La dystopie semble plus simple à imaginer que l’utopie, surtout en matière de technologie… Et pourtant, le grand public – en particulier les plus jeunes – a grandement besoin d’un futur souhaitable, vous ne pensez pas ?
R. L. : Oui et j’irai même plus loin : les précédentes générations ont fait partie du problème climatique et nous avons besoin d’une transformation sociale et intergénérationnelle. Il ne s’agit pas de jeter la pierre aux plus vieux mais bien d’essayer de les embarquer dans cet effort.
S’agissant des utopies, il est clair que les histoires de bisounours se vendent moins bien. Les dystopies servent de vigie mais peuvent aussi être une source de démotivation.

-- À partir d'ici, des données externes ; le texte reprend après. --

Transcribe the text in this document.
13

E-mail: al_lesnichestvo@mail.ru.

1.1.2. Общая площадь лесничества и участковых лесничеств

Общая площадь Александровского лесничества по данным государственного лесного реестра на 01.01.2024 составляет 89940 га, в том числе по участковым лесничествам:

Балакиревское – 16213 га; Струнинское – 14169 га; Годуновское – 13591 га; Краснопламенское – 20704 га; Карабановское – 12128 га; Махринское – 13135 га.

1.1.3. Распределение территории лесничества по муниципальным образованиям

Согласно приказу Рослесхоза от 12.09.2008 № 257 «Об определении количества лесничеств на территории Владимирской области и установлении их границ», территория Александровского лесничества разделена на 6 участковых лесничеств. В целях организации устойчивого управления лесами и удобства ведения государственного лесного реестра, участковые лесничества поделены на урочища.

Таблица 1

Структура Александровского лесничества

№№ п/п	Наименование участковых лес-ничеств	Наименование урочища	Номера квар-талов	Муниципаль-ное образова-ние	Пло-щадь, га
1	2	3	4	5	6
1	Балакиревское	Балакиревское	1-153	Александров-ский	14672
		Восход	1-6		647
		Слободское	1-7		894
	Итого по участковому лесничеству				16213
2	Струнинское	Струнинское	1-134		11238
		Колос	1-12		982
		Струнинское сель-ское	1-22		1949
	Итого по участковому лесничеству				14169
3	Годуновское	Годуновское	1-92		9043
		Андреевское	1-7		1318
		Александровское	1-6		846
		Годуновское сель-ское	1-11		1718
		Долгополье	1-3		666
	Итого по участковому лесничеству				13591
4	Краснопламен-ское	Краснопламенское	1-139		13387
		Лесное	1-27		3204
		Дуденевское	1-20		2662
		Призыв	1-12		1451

Par contre, il existe plusieurs mouvances littéraires qui gagneraient à être plus connues : je pense au « hopepunk » ou au « solarpunk », plus optimistes que le « cyberpunk ». On peut citer aussi les autrices Ketty Steward et Becky Chambers qui proposent une science-fiction différente et non simplement basée sur les catastrophes.

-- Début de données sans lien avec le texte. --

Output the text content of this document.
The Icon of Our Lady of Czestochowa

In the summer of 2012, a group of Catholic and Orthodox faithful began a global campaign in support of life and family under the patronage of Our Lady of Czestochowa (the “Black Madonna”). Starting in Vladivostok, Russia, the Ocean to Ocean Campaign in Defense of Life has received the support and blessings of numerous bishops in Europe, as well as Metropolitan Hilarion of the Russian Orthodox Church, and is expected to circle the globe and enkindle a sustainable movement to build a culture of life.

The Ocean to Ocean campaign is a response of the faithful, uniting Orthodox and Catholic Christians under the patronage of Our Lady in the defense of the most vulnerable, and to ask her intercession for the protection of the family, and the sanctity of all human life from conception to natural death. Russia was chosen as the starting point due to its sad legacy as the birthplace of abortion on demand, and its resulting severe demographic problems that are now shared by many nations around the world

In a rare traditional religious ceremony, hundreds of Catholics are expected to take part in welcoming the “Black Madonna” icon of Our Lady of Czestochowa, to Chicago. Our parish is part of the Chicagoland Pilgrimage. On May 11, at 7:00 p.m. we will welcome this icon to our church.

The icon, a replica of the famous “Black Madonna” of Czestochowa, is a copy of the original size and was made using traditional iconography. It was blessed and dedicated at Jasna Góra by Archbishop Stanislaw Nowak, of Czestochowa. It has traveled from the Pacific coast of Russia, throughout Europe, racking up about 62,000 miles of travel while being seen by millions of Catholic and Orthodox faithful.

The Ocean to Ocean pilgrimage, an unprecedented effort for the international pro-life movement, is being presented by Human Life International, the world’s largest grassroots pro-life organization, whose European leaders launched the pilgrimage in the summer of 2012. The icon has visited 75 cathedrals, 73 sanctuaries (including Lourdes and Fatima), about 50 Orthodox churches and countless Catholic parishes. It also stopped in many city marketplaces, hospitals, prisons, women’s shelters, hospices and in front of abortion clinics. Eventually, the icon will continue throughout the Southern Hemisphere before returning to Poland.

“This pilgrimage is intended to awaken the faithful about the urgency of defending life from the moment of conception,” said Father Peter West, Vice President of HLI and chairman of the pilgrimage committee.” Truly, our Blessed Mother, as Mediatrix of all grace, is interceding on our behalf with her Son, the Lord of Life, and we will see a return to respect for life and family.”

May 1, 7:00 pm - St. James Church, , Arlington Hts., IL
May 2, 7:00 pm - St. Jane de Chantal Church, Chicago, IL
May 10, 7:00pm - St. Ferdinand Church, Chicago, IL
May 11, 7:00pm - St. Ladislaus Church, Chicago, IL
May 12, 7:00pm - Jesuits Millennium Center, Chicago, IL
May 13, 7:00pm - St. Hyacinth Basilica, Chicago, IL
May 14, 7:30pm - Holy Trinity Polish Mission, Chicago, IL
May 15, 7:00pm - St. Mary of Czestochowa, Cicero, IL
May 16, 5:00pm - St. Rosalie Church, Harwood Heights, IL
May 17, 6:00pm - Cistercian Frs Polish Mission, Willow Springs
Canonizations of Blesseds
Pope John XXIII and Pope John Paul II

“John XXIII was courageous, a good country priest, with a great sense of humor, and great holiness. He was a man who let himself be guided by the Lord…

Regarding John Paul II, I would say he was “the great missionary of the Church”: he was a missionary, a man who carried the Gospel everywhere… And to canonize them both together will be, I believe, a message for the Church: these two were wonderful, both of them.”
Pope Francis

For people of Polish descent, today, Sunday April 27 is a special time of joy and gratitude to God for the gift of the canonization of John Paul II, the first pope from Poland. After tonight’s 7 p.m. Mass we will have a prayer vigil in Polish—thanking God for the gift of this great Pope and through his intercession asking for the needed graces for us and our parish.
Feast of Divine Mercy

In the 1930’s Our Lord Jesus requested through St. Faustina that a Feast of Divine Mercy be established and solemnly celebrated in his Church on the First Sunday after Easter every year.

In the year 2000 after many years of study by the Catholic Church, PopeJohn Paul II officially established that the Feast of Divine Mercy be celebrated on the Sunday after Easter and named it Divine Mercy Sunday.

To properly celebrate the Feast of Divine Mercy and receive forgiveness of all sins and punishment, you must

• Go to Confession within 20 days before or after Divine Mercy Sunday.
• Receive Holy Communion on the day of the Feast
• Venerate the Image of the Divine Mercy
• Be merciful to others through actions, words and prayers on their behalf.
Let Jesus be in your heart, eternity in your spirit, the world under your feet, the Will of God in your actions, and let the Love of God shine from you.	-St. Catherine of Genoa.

Je peux aussi faire référence à Alain Damasio avec son dernier ouvrage « Les Furtifs » ou encore l’autrice américaine Ursula K. Le Guin qui a théorisé le concept de fiction-panier, en opposition à la fiction-flèche. Autrement dit, cette dernière explique que les récits que l’on continue de narrer aujourd’hui sont très anciens et ressemblent aux peintures rupestres montrant des scènes de chasse, des hommes tuant du gros gibier grâce à leurs arcs, pour se nourrir. Ce qu’Ursula rappelle c’est que le panier aussi est une innovation majeure car sans lui toutes les ressources découlant de la cueillette n’auraient pas pu être récoltées. En clair, les récits fondés sur les paniers semblent moins exaltant, moins riches de bruits et de fureur, mais ils sont tout aussi performatifs. Nous avons besoin de plus de récits-paniers.